What to do with all that loose change
Christopher Hall, 33, has been saving small change all his life. When he was 13, his mother gave him a coin-counting machine. Ever since then, whenever there was something big he couldn’t quite afford, he’d cash in jars full of coins.
Years ago, the hairstylist used accumulated change to buy a car. He later cashed in $2,500 in coins to make a down payment on his house. Recently, he reached into his jars to help pay for a remodel of his Costa Mesa hair salon, Split Ends.
Hall gets more coins than the average guy because of his business. He’s also reluctant to spend them because he uses coins like some people use tax refunds.
Even though he realizes it’s not necessarily brilliant to leave thousands of dollars lying around without earning interest, he considers collecting coins a painless way to save.
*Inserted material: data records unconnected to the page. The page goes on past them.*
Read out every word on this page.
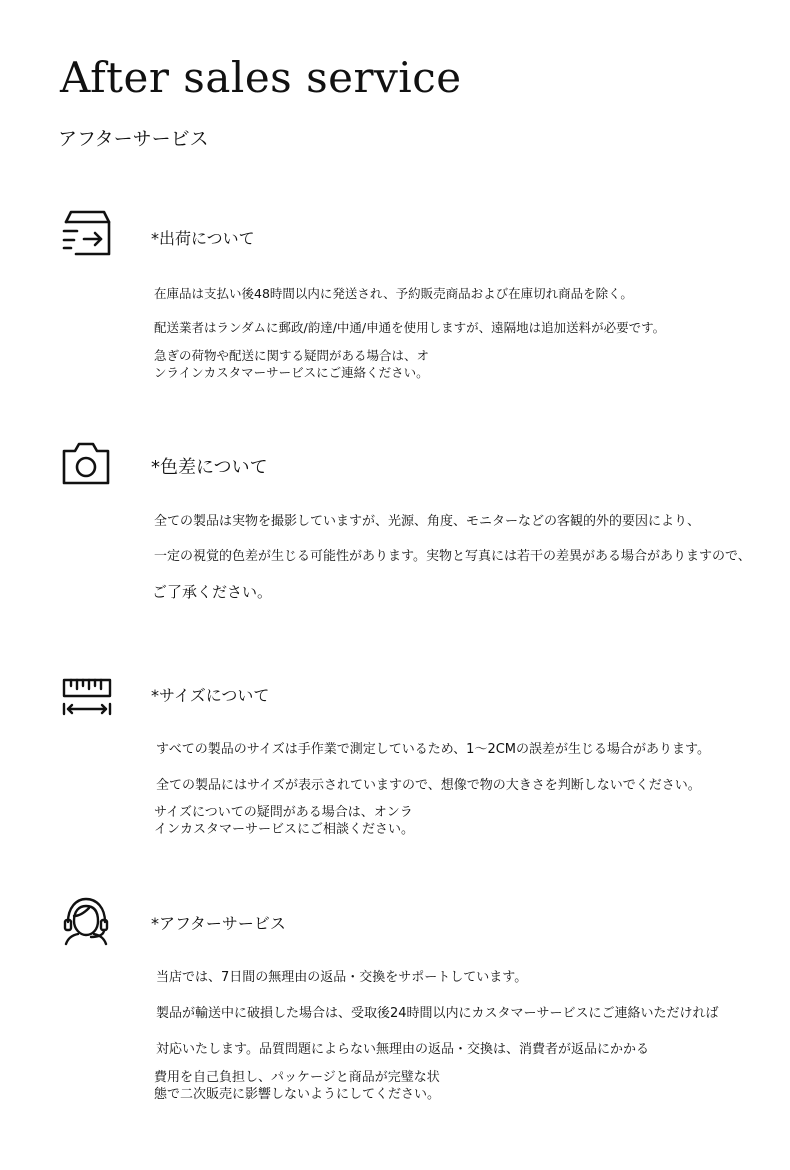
After sales service
アフターサービス
*出荷について
在庫品は支払い後48時間以内に発送され、予約販売商品および在庫切れ商品を除く。
配送業者はランダムに郵政/韵達/中通/申通を使用しますが、遠隔地は追加送料が必要です。
急ぎの荷物や配送に関する疑問がある場合は、オ
ンラインカスタマーサービスにご連絡ください。
*色差について
全ての製品は実物を撮影していますが、光源、角度、モニターなどの客観的外的要因により、
一定の視覚的色差が生じる可能性があります。実物と写真には若干の差異がある場合がありますので、
ご了承ください。
*サイズについて
すべての製品のサイズは手作業で測定しているため、1〜2CMの誤差が生じる場合があります。
全ての製品にはサイズが表示されていますので、想像で物の大きさを判断しないでください。
サイズについての疑問がある場合は、オンラ
インカスタマーサービスにご相談ください。
*アフターサービス
当店では、7日間の無理由の返品・交換をサポートしています。
製品が輸送中に破損した場合は、受取後24時間以内にカスタマーサービスにご連絡いただければ
対応いたします。品質問題によらない無理由の返品・交換は、消費者が返品にかかる
費用を自己負担し、パッケージと商品が完璧な状
態で二次販売に影響しないようにしてください。
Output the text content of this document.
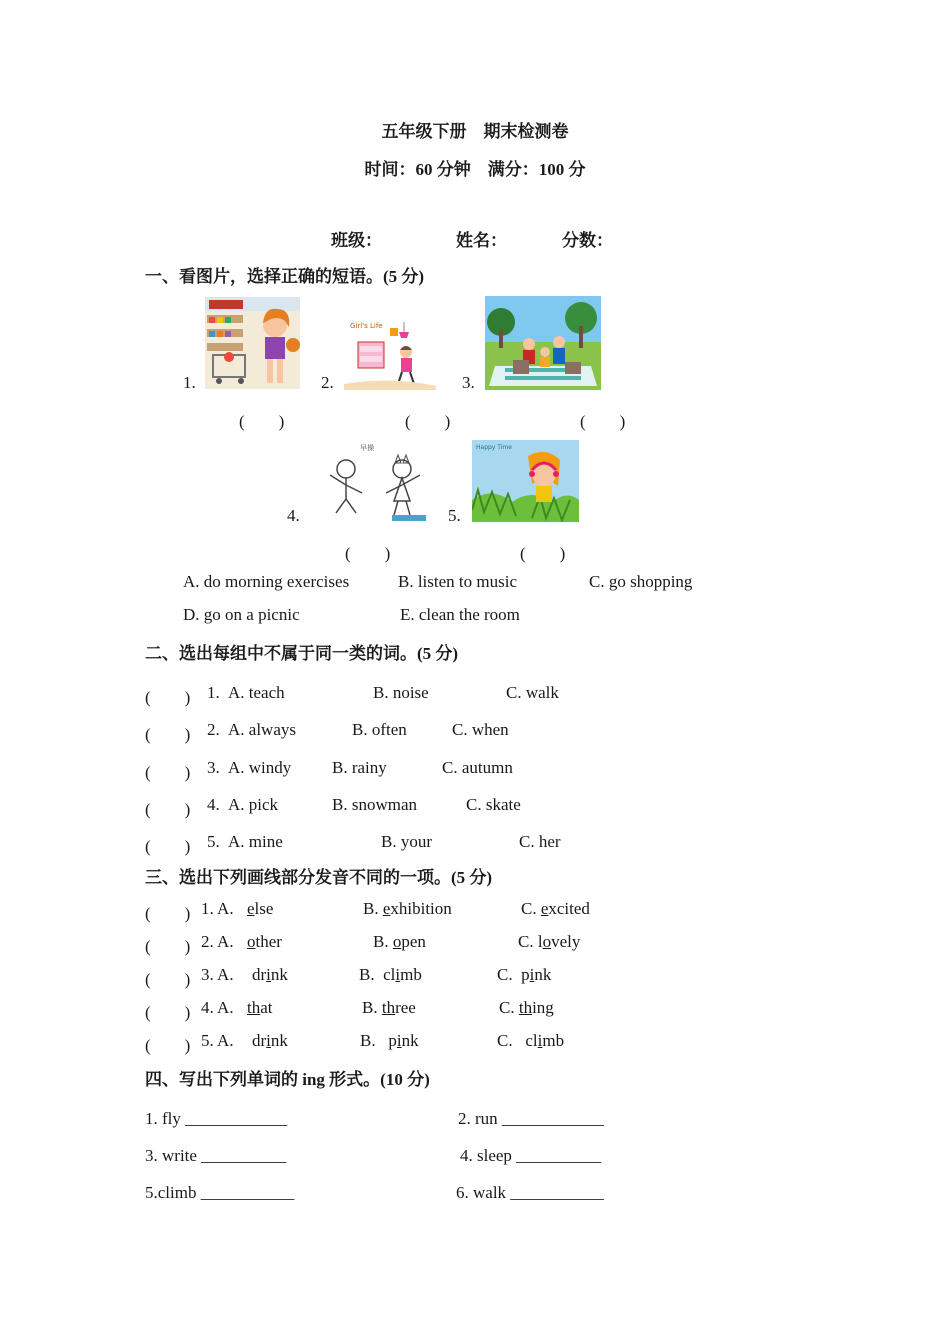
五年级下册　期末检测卷
时间：60 分钟　满分：100 分
班级：	姓名：	分数：
一、看图片，选择正确的短语。(5 分)
1.	2.
Girl's Life
3.
(　　)	(　　)	(　　)
4.
早操
5.
Happy Time
(　　)	(　　)
A. do morning exercises	B. listen to music	C. go shopping
D. go on a picnic	E. clean the room
二、选出每组中不属于同一类的词。(5 分)
(　　) 1. A. teach	B. noise	C. walk
(　　) 2. A. always	B. often	C. when
(　　) 3. A. windy B. rainy	C. autumn
(　　) 4. A. pick	B. snowman	C. skate
(　　) 5. A. mine	B. your	C. her
三、选出下列画线部分发音不同的一项。(5 分)
(　　) 1. A. else	B. exhibition	C. excited
(　　) 2. A. other	B. open	C. lovely
(　　) 3. A. drink	B. climb	C. pink
(　　) 4. A. that	B. three	C. thing
(　　) 5. A. drink	B. pink	C. climb
四、写出下列单词的 ing 形式。(10 分)
1. fly ____________	2. run ____________
3. write __________	4. sleep __________
5.climb ___________	6. walk ___________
He’s not the only one throwing money into a jar. Millions of Americans empty their pockets each night into bowls, jars or sock drawers, said Alex Camara, senior vice president of Coinstar, which operates change machines in 12,000 supermarkets nationwide.
The Bellevue, Wash.-based company, which took in about $2.1 billion in coins last year, estimated that Americans have $10 billion in coins accumulating in ashtrays and jars. The average household has $99 of change lying around, Camara added.
Hall can tell you that the only downside to saving coins is spending them. Waiters are not amused when you pay a check with a pile of dimes. And he figures that the car dealer who wouldn’t extend him credit regretted it mightily later, when he had to spend the night counting the backpack full of $11,000 in small bills and change that Hall used to buy his Toyota.
But if you want to convert those accumulated coins into something easier to spend, it can cost you either time or money, he said.
Over the years, his banks have either charged him ``drive-off” fees or required that he write his name, address and account number on every roll of coins he deposited. Given that he typically waits until he has more than $1,000 before he converts his coins, the writing assignment could take hours, he said.
Once, he turned over his quarters to a laundromat, which didn’t charge a fee, but it still required hours of counting.
He has friends who take their coins to Las Vegas, where the casinos have trouble distinguishing change collectors from the average slot-machine gambler, and thus are willing to exchange coins without charging a fee.
Hall figures he would lose more to the lure of the slots than he would pay to a bank, so on his last change exchange, he dumped his coins into a Coinstar machine and accepted the company’s 8.9 percent fee.
My total yesterday was $2,153,'' he said.It would take me three days to roll that. I guess I could have my friends over for a pizza party to roll change, but that would cost me more, too.”